By contrast, some of the toolbox’s functionality relies on BCI2000 binaries that are not included in the PyPI release: for example, the BCI2000Tools.Chain submodule is designed as a Python wrapper around the C++-compiled binaries found in the tools/cmdline subdirectory of a full BCI2000 distribution; BCI2000Tools.Remote is a wrapper around BCI2000’s prog/BCI2000Remote.py, which in turn wraps a dynamic library from, and sends messages to the binaries in, the prog directory. For this reason, the canonical way to install and manage BCI2000Tools is not via PyPI at all, but via the bci2000.org subversion repository:

# (1) register for a free username on bci2000.org;
# (2) install an svn client; then:
svn checkout https://bci2000.org/svn/trunk  bci2000-svn
cd bci2000-svn/tools/python  # BCI2000Tools and its setup.py both live here
python -m pip install -e .   # install in-place ("editable")

and if you do it that way, and leave BCI2000Tools in that location, BCI2000Tools will automatically find the corresponding tools/cmdline/* and prog/* elements (provided you have built them).
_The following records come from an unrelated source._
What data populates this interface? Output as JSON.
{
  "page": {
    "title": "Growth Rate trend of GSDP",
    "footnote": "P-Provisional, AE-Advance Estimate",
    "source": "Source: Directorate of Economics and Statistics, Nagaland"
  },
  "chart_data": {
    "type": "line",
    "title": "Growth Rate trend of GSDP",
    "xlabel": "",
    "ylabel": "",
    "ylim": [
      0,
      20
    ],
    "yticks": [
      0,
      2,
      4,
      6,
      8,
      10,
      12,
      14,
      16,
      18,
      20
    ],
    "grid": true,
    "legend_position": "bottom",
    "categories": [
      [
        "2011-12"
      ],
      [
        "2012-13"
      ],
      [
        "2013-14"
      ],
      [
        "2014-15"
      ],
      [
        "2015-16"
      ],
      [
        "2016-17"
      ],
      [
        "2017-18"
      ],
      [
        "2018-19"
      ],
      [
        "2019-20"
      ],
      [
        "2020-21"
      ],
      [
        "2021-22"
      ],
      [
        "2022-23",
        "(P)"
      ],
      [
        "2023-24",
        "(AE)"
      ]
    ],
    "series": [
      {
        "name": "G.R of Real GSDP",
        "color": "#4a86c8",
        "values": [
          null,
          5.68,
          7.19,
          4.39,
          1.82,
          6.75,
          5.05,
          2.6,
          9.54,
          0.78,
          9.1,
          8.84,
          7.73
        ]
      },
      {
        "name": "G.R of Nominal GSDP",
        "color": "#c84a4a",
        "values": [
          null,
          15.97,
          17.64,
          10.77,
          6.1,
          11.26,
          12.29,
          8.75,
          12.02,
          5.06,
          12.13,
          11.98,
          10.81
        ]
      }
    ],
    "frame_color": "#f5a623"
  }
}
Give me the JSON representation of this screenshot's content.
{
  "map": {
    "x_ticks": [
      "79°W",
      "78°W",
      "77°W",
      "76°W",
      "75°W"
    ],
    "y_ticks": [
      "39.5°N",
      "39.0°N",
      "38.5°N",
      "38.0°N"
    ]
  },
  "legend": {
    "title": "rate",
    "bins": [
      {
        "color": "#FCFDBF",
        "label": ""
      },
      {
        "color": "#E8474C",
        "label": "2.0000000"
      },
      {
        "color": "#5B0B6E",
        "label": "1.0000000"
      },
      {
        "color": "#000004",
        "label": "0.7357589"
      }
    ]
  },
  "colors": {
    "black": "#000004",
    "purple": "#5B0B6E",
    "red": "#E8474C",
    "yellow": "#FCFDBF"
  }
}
If you install another way (e.g. from PyPI via a standard non-editable install, python -m pip install BCI2000Tools), you would need to specify the root directory of your BCI2000 distribution explicitly—certainly before you import BCI2000Tools.Remote and ideally also before you import BCI2000Tools.Chain. Here is how to do that:

from BCI2000Tools import bci2000root
bci2000root('/PATH/TO/BCI2000/DISTRO/WITH/BINARIES')

from BCI2000Tools.Remote import BCI2000
from BCI2000Tools.Chain import bci2000chain

If you do from BCI2000Tools.AllTools import * Python will attempt to import all the submodules, and you will see a message telling you which imports did and did not succeed, along with any reasons for failure.